As countries recover from the Covid-19 pandemic, there are opportunities to reset and rebuild, especially in the area of sustainable infrastructure.
This is why Singapore has set up an international panel of experts to advise on the latest trends and best practices in sustainable infrastructure, as well as identify investment opportunities, said Second Minister for Finance Indranee Rajah yesterday.
Ms Indranee, who is also Minister in the Prime Minister’s Office and Second Minister for National Development, was describing the new Asia Sustainable Infrastructure Advisory (ASIA) Panel, which she chairs and which was launched at the Asia Infrastructure Forum on Wednesday.
Joining her for a meeting at the Singapore Botanic Gardens yesterday were three of the panel’s members: Centre for Liveable Cities (CLC) chairman Cheong Koon Hean, Guggenheim Investments chief investment officer Scott Minerd, and Columbia University adjunct professor and former chief executive officer of the World Bank’s Multilateral Investment Guarantee Agency Keiko Honda.

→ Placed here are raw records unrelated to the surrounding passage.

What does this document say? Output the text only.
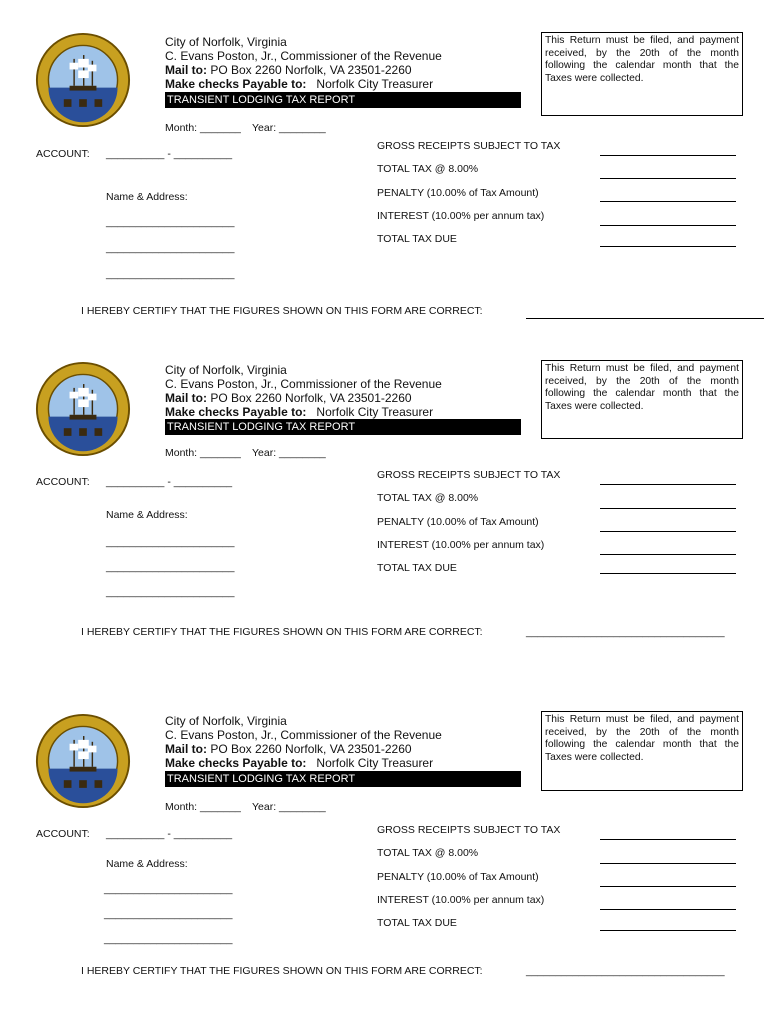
City of Norfolk, Virginia
C. Evans Poston, Jr., Commissioner of the Revenue
Mail to: PO Box 2260 Norfolk, VA 23501-2260
Make checks Payable to:   Norfolk City Treasurer
TRANSIENT LODGING TAX REPORT
This Return must be filed, and payment received, by the 20th of the month following the calendar month that the Taxes were collected.
Month: _______ Year: ________
ACCOUNT: __________ - __________
Name & Address:
______________________
______________________
______________________
GROSS RECEIPTS SUBJECT TO TAX
TOTAL TAX @ 8.00%
PENALTY (10.00% of Tax Amount)
INTEREST (10.00% per annum tax)
TOTAL TAX DUE
I HEREBY CERTIFY THAT THE FIGURES SHOWN ON THIS FORM ARE CORRECT:
City of Norfolk, Virginia
C. Evans Poston, Jr., Commissioner of the Revenue
Mail to: PO Box 2260 Norfolk, VA 23501-2260
Make checks Payable to:   Norfolk City Treasurer
TRANSIENT LODGING TAX REPORT
This Return must be filed, and payment received, by the 20th of the month following the calendar month that the Taxes were collected.
Month: _______ Year: ________
ACCOUNT: __________ - __________
Name & Address:
______________________
______________________
______________________
GROSS RECEIPTS SUBJECT TO TAX
TOTAL TAX @ 8.00%
PENALTY (10.00% of Tax Amount)
INTEREST (10.00% per annum tax)
TOTAL TAX DUE
I HEREBY CERTIFY THAT THE FIGURES SHOWN ON THIS FORM ARE CORRECT:	__________________________________
City of Norfolk, Virginia
C. Evans Poston, Jr., Commissioner of the Revenue
Mail to: PO Box 2260 Norfolk, VA 23501-2260
Make checks Payable to:   Norfolk City Treasurer
TRANSIENT LODGING TAX REPORT
This Return must be filed, and payment received, by the 20th of the month following the calendar month that the Taxes were collected.
Month: _______ Year: ________
ACCOUNT: __________ - __________
Name & Address:
______________________
______________________
______________________
GROSS RECEIPTS SUBJECT TO TAX
TOTAL TAX @ 8.00%
PENALTY (10.00% of Tax Amount)
INTEREST (10.00% per annum tax)
TOTAL TAX DUE
I HEREBY CERTIFY THAT THE FIGURES SHOWN ON THIS FORM ARE CORRECT:	__________________________________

The other members are waste recovery platform Anaergia’s chief executive Andrew Benedek, Capella Hotel Group chairman Guy Harvey-Samuel, Cambridge University geotechnical and civil engineering professor Robert Mair, and green tech company Envision Group’s chief executive officer Zhang Lei.
While the global sustainable debt market reached US$1.7 trillion (S$2.3 trillion) last year, 80 per cent of it is concentrated in developed markets such as the European Union and the United States.
Guggenheim Investments’ Mr Minerd said that because the EU and US are deep capital markets, they are the first stop for anyone who wants to raise money. “But I think there will be a natural evolution over time, especially in financial centres like Singapore, Tokyo and Hong Kong.”
Ms Indranee said the key to making projects bankable is to structure them properly. Such projects have positive effects on job creation, such as in professional services, she said.
“If you can get the sustainable projects off the ground, that would mean jobs for the engineers, quantity surveyors and technicians all down the line.”
Mr Minerd said technology is important to drive down costs and achieve greater efficiency.
An example is solar energy, which for years operated at a “huge disadvantage”, as it had to be sustained with hefty government subsidies. But technology has since rendered solar-produced electricity much cheaper than that from oil-fired power plants, he said.
CLC’s Dr Cheong said it takes time and experimentation to make technological improvements economically viable.
When Singapore embarked on solar energy, she said, the Government subsidised the cost of solar panels. But within a few years, the price of solar panels came down significantly.
Singapore, she added, has also transitioned to integrated solutions such as district cooling for new towns like Tengah, where chilled water will be piped to homes from centralised chillers installed on the rooftops of selected Housing Board blocks. This is more energy-efficient than conventional air-conditioning.
Columbia University’s Ms Honda said more has to be done to facilitate the smooth transition of existing energy supply investments to a low-carbon future. For example, it is still cheaper to run coal-fired power plants than solar-powered ones in some countries, such as the US and China.
Mr Minerd added: “People are stuck with legacy assets, and don’t want to acknowledge that the investment they made in a coal facility 10 years ago may be worthless now, if they were going to start over,” he said.
The ASIA Panel will hold its first formal meeting in November.
It is also planning to co-organise three public discussions with the Asean Secretariat, United Nations Environment Programme and the Group of 20’s Global Infrastructure Hub, on topics such as the future of infrastructure, technology in infrastructure, and sustainable financing.